Она мила: по нежной коже румянец Англии разлит.

Смеется, быстро говорит:

"Наш город скучен, между нами,— но речка — прелесть!.. Вы гребец?"

Крупна, с покатыми плечами, большие руки без колец.

2

Так у викария за чаем мы, познакомившись, болтаем, и я старательно острю, и не без сладостной тревоги на эти скрещенные ноги и губы яркие смотрю, и снова отвожу поспешно нескромный взгляд. Она, конечно, явилась с теткою, но та социализмом занята,— и, возражая ей, викарий,— мужчина кроткий, с кадыком,— скосил по-песьи глаз свой карий и нервным давится смешком.

3

Чай крепче мюнхенского пива.

Туманно в комнате. Лениво в камине слабый огонек блестит, как бабочка на камне.

Но засиделся я,— пора мне...

Встаю, кивок, еще кивок, прощаюсь я, руки не тыча,— так здешний требует обычай,— сбегаю вниз через ступень и выхожу.

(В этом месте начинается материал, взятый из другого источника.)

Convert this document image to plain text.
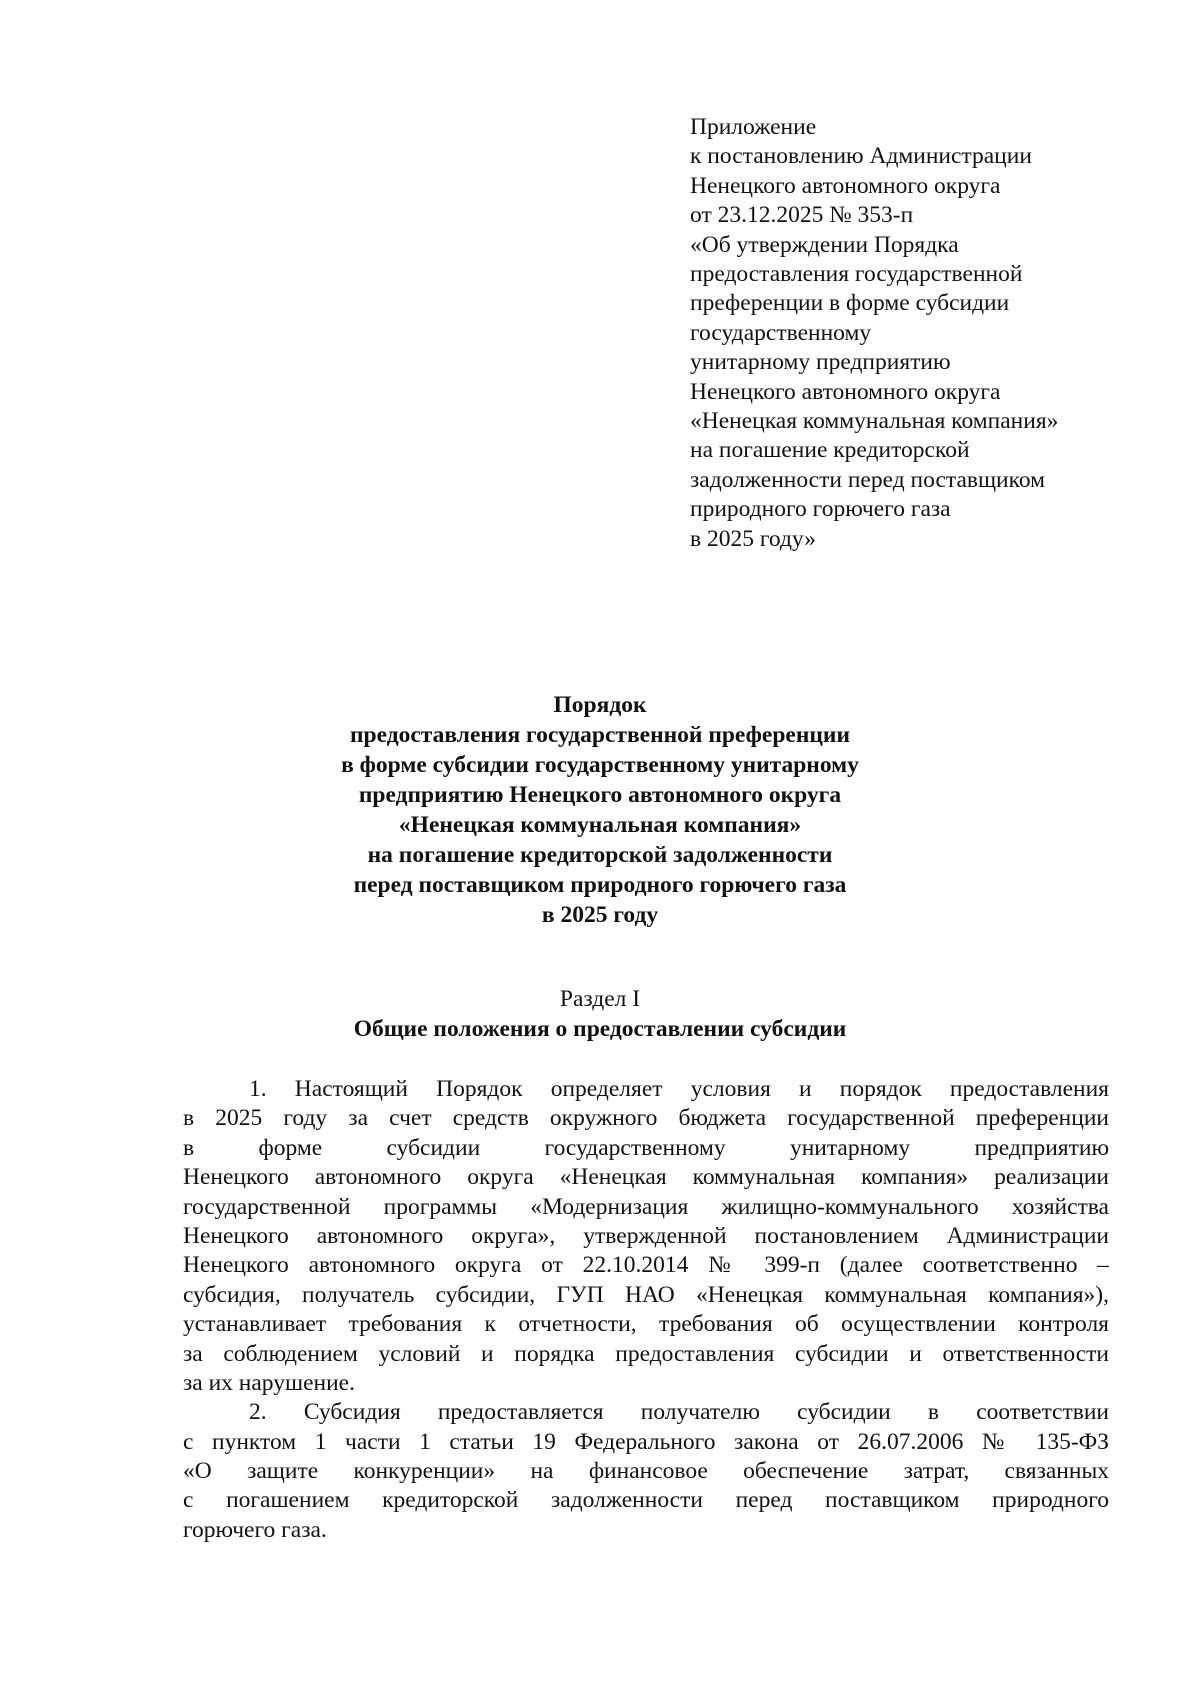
Приложение
к постановлению Администрации
Ненецкого автономного округа
от 23.12.2025 № 353-п
«Об утверждении Порядка
предоставления государственной
преференции в форме субсидии
государственному
унитарному предприятию
Ненецкого автономного округа
«Ненецкая коммунальная компания»
на погашение кредиторской
задолженности перед поставщиком
природного горючего газа
в 2025 году»
Порядок
предоставления государственной преференции
в форме субсидии государственному унитарному
предприятию Ненецкого автономного округа
«Ненецкая коммунальная компания»
на погашение кредиторской задолженности
перед поставщиком природного горючего газа
в 2025 году
Раздел I
Общие положения о предоставлении субсидии
1. Настоящий Порядок определяет условия и порядок предоставления
в 2025 году за счет средств окружного бюджета государственной преференции
в форме субсидии государственному унитарному предприятию
Ненецкого автономного округа «Ненецкая коммунальная компания» реализации
государственной программы «Модернизация жилищно-коммунального хозяйства
Ненецкого автономного округа», утвержденной постановлением Администрации
Ненецкого автономного округа от 22.10.2014 № 399-п (далее соответственно –
субсидия, получатель субсидии, ГУП НАО «Ненецкая коммунальная компания»),
устанавливает требования к отчетности, требования об осуществлении контроля
за соблюдением условий и порядка предоставления субсидии и ответственности
за их нарушение.
2. Субсидия предоставляется получателю субсидии в соответствии
с пунктом 1 части 1 статьи 19 Федерального закона от 26.07.2006 № 135-ФЗ
«О защите конкуренции» на финансовое обеспечение затрат, связанных
с погашением кредиторской задолженности перед поставщиком природного
горючего газа.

Февральский день, и с неба вот уж две недели непрекращающийся ток.

Неужто скучен в самом деле студентов древний городок?

4

Дома,— один другого краше,— чью старость розовую наши велосипеды веселят;

ворота колледжей, где в нише епископ каменный, а выше — как солнце, черный циферблат;

фонтаны, гулкие прохлады, и переулки, и ограды в чугунных розах и шипах, через которые впотьмах перелезать совсем не просто;

кабак — и тут же антиквар, и рядом с плитами погоста живой на площади базар.

5

Там мяса розовые глыбы;

сырая вонь блестящей рыбы;

ножи; кастрюли; пиджаки из гардеробов безымянных;

отдельно, в положеньях странных кривые книжные лотки застыли, ждут, как будто спрятав тьму алхимических трактатов;

однажды эту дребедень перебирая,— в зимний день, когда, изгнанника печаля, шел снег, как в русском городке,— нашел я Пушкина и Даля на заколдованном лотке.

6

За этой площадью щербатой кинематограф, и туда-то по вечерам мы в глубину туманной дали заходили,— где мчались кони в клубах пыли по световому полотну, волшебно зрителя волнуя;

где силуэтом поцелуя все завершалось в должный срок;

где добродетельный урок всегда в трагедию был вкраплен;

где семенил, носками врозь, смешной и трогательный Чаплин;

где и зевать нам довелось.

7

И снова — улочки кривые, ворот громады вековые,— а в самом сердце городка цирюльня есть, где брился Ньютон, и древней тайною окутан трактирчик "Синего Быка".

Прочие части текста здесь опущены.